Abnormalities are common in association with speech disorders.
However, it is unclear whether AVWS are part of a language development disorder or constitute an independent disorder. They are often only noticed in the course of a language development disorder.
Symptoms
In selection disorder (filtering out information), for example, it is more difficult or impossible to follow a conversation with a person if background noise, such as traffic noise, can be heard at the same time. For example, children with selection disorder find it difficult to filter out sounds from words at school when there is ambient noise, i.e. they do not understand what the teacher is saying.
When discrimination is impaired, similar-sounding sounds or syllables (e.g. /p/ – /b/ or /pa/ – /ba/) are not perceived as different. This can lead to spoken words not being understood or even misunderstood.
What can parents do?
If an auditory processing and perception disorder is reasonably suspected, parents should seek medical and speech therapy advice. If a special medical examination of central hearing is necessary, an appointment should be made in good time, as many examination centres have long waiting lists so that each child can be examined in detail.
12. Neurological disorders (aphasia, apraxia of speech, dysarthria)
12.Neurological disorders (aphasia, apraxia of speech, dysarthria)
Aphasia
Partial or complete loss of language skills acquired until the event (acute brain injury) (from about 2.5 years or language development at at least word level). All the symptoms that adults show in aphasia can also be observed in children and adolescents.
These may include:
omissions, substitutions, additions and/or transpositions.
Swapping words (e.g. table instead of chair)
Word-finding disorders
A- or paragrammatism
Reading and/or writing disorders
Communication and pragmatic disorders
Apraxia
Phonetic abnormalities or distortions of sounds à incomprehensible pronunciation
Substitution and interchange of sounds
Mixture of types of errors
Searching movements of the articulatory organs (tongue, lips, etc.)
Variation of errors in the repetition of words/phrases
Delayed speech
Literal speech (“I don’t want that today”)
Stress errors
Dysarthria
Limited mobility of tongue and lip
Unclear and vague pronunciation
Voice too high or too low
Changed voice tone (rough, hoarse, voiceless, nasal, …)
Increased salivation, reduced swallowing frequency.
13. Autism spectrum disorder (ASD)
14. Infantile cerebral palsy (CP)
Children with infantile cerebral palsy mainly suffer from limited motor skills due to early brain damage (0 – 2 years).
The increased muscle tension usually makes it difficult for children with spastic movement disorders to learn to walk, as they can only make insufficiently coordinated and dosed movements with their legs.
The motor disorders may be accompanied by cognitive (perceiving, learning, remembering, thinking) and sensory (seeing, hearing, smelling, tasting, feeling) impairments (Kuschmann, 2015).
Symptoms
Depending on the brain injury:
Spastic movement disorder (with excessive, rather stiff muscle tension) (frequency of occurrence: 80% (Kuschmann, 2015)).

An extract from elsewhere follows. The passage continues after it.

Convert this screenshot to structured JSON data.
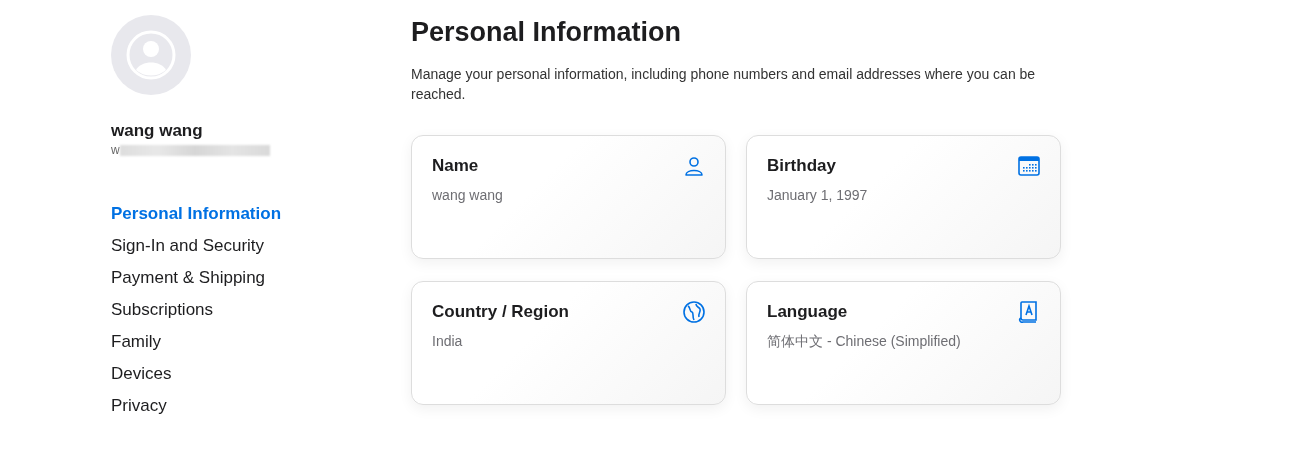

Movement disorders (athetosis) (about 15%)
Problems coordinating movements (ataxia) (about 5%)
Muscle tension that is too weak (hypotonic) (making movements difficult or impossible).

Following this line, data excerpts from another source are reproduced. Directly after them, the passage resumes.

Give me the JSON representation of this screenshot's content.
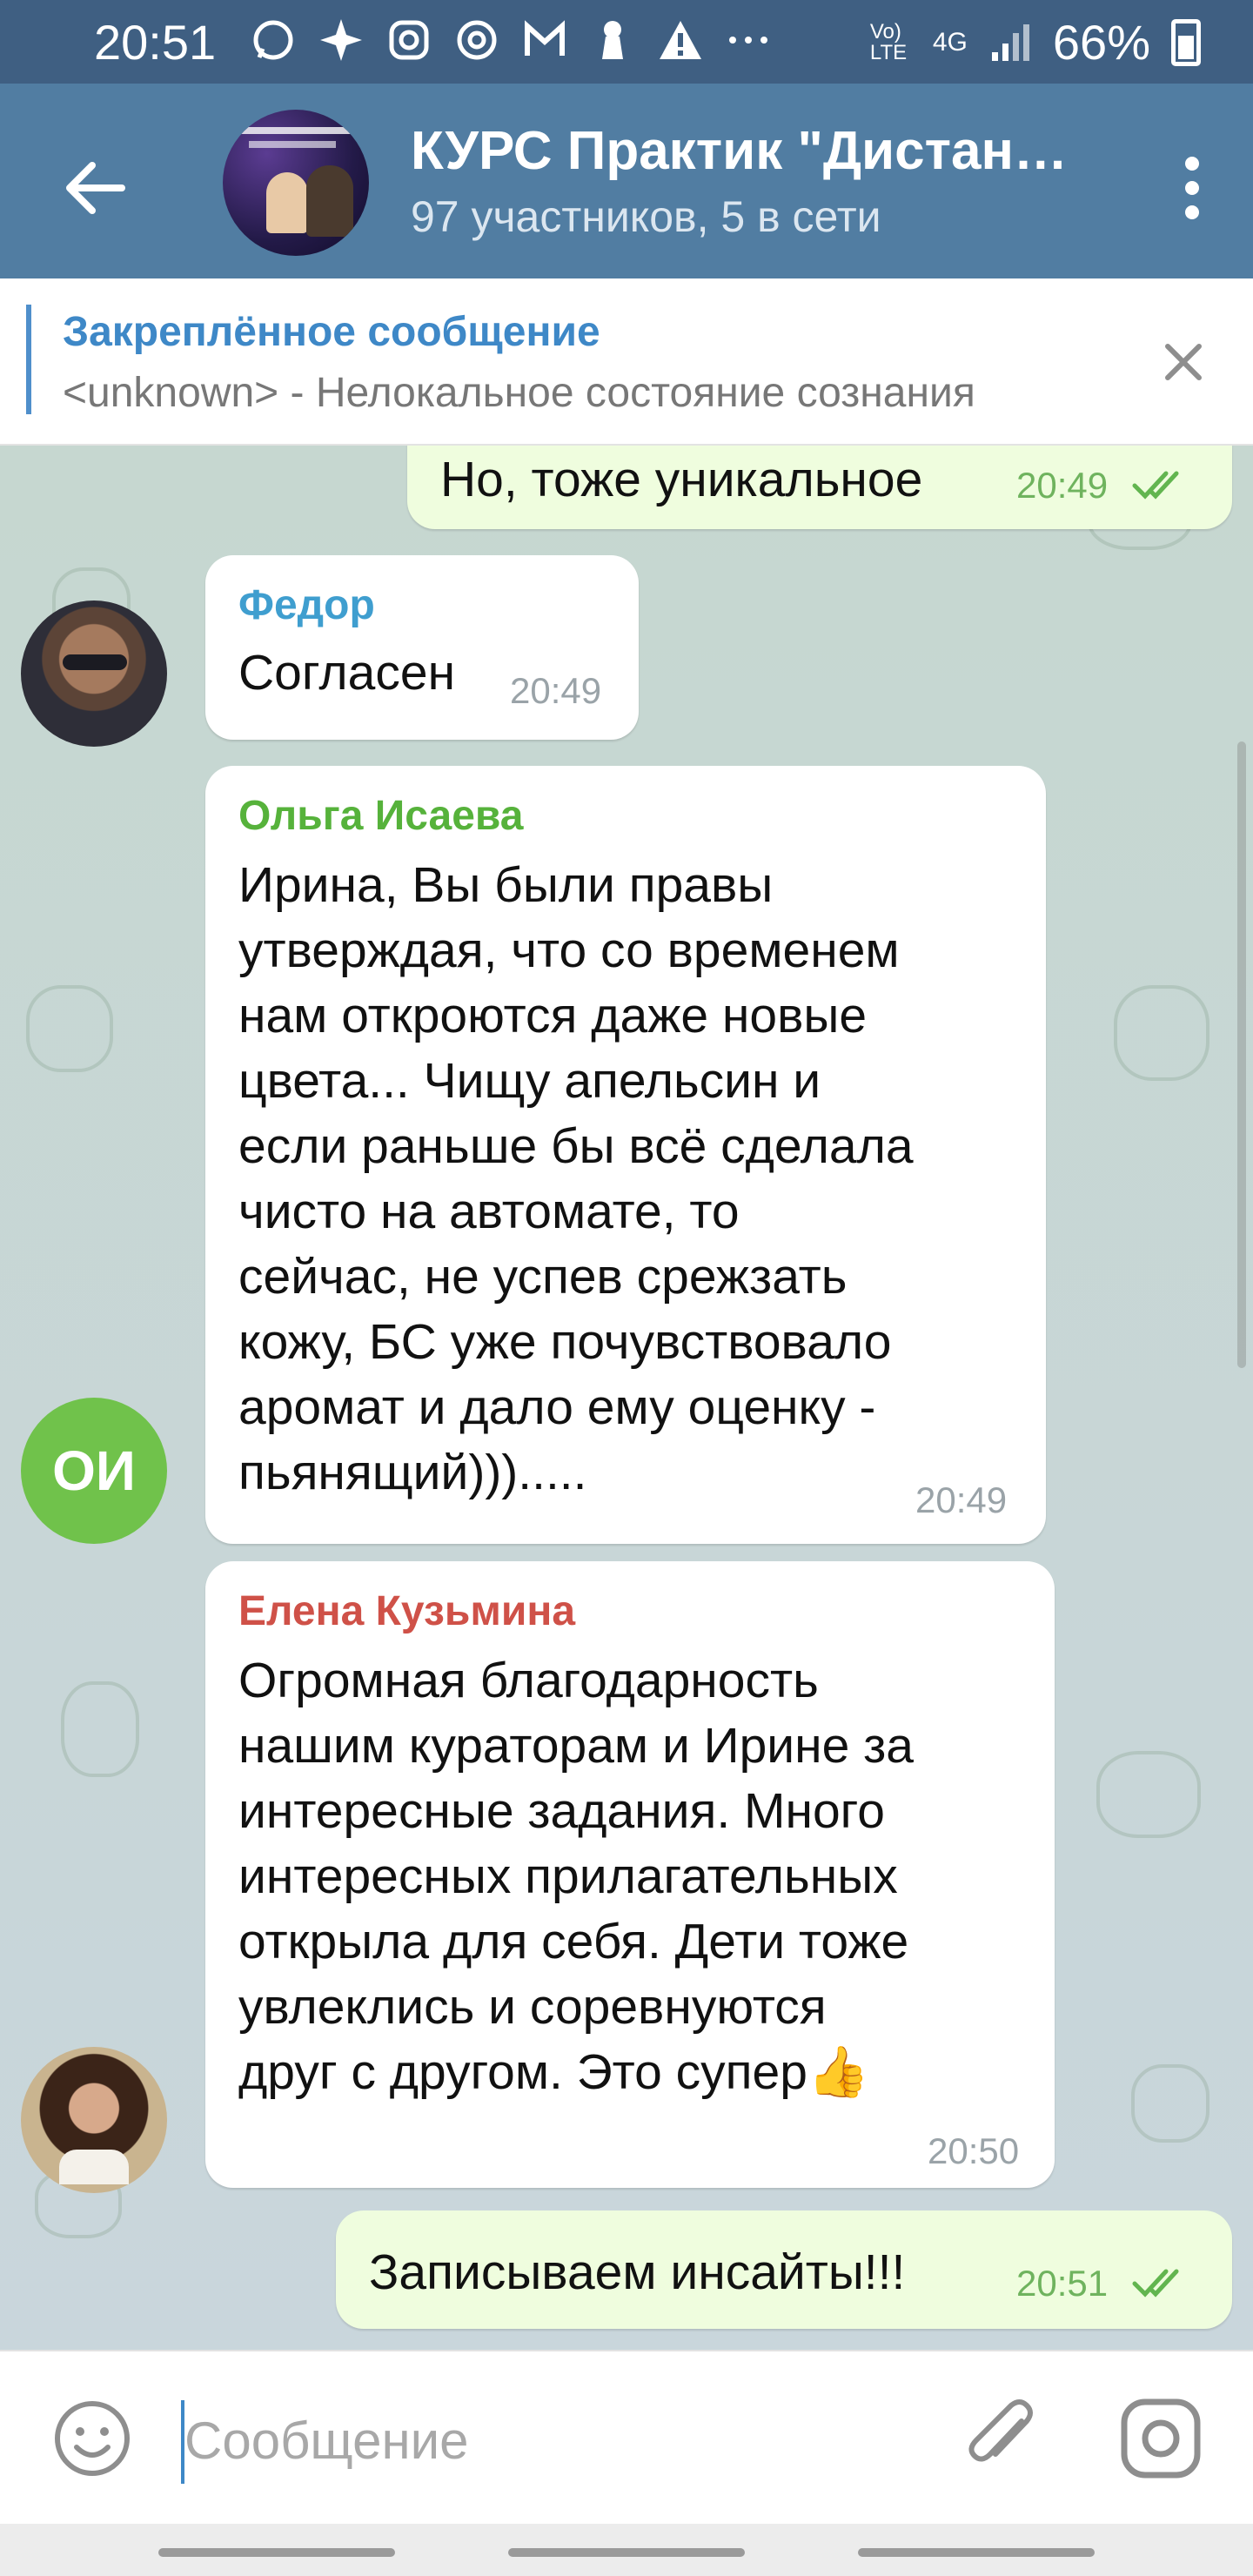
{
  "status_bar": {
    "time": "20:51",
    "network": "Vo) LTE",
    "signal_type": "4G",
    "battery": "66%",
    "icons": [
      "whatsapp-icon",
      "sparkle-icon",
      "instagram-icon",
      "at-icon",
      "gmail-icon",
      "keyhole-icon",
      "warning-icon",
      "more-dots-icon"
    ]
  },
  "header": {
    "title": "КУРС Практик \"Дистанционное видение\"",
    "subtitle": "97 участников, 5 в сети"
  },
  "pinned": {
    "label": "Закреплённое сообщение",
    "text": "<unknown> - Нелокальное состояние сознания"
  },
  "messages": [
    {
      "id": "m1",
      "direction": "out",
      "text": "Но, тоже уникальное",
      "time": "20:49",
      "read": true
    },
    {
      "id": "m2",
      "direction": "in",
      "sender": "Федор",
      "sender_color": "#3f9ecf",
      "text": "Согласен",
      "time": "20:49"
    },
    {
      "id": "m3",
      "direction": "in",
      "sender": "Ольга Исаева",
      "sender_color": "#56b23b",
      "avatar_initials": "ОИ",
      "lines": [
        "Ирина, Вы были правы",
        "утверждая, что со временем",
        "нам откроются даже новые",
        "цвета... Чищу апельсин и",
        "если раньше бы всё сделала",
        "чисто на автомате, то",
        "сейчас, не успев срежзать",
        "кожу, БС уже почувствовало",
        "аромат и дало ему оценку -",
        "пьянящий))).....",
        ""
      ],
      "time": "20:49"
    },
    {
      "id": "m4",
      "direction": "in",
      "sender": "Елена Кузьмина",
      "sender_color": "#cf5148",
      "lines": [
        "Огромная благодарность",
        "нашим кураторам и Ирине за",
        "интересные задания. Много",
        "интересных прилагательных",
        "открыла для себя. Дети тоже",
        "увлеклись и соревнуются",
        "друг с другом. Это супер👍"
      ],
      "time": "20:50"
    },
    {
      "id": "m5",
      "direction": "out",
      "text": "Записываем инсайты!!!",
      "time": "20:51",
      "read": true
    }
  ],
  "input": {
    "placeholder": "Сообщение"
  },
  "colors": {
    "header": "#517da2",
    "status_bar": "#3f5f82",
    "accent": "#3e88c7",
    "out_bubble": "#effdde"
  }
}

Spastic movement disorders are the most common and can occur, for example, in the legs, on one side or throughout the body.
What can parents do?
Parents often already have reliable contacts when infantile cerebral palsy is diagnosed (paediatricians, therapists). Nevertheless, it can be very helpful to establish contact with other parents with disabled children and exchange experiences with different treatment methods, for example. Kentalis or early intervention centres offer various medical and therapeutic services (paediatrics, speech therapy, occupational therapy, physiotherapy, music therapy, etc.) and parental support; in some cases, a local self-help group can also be contacted.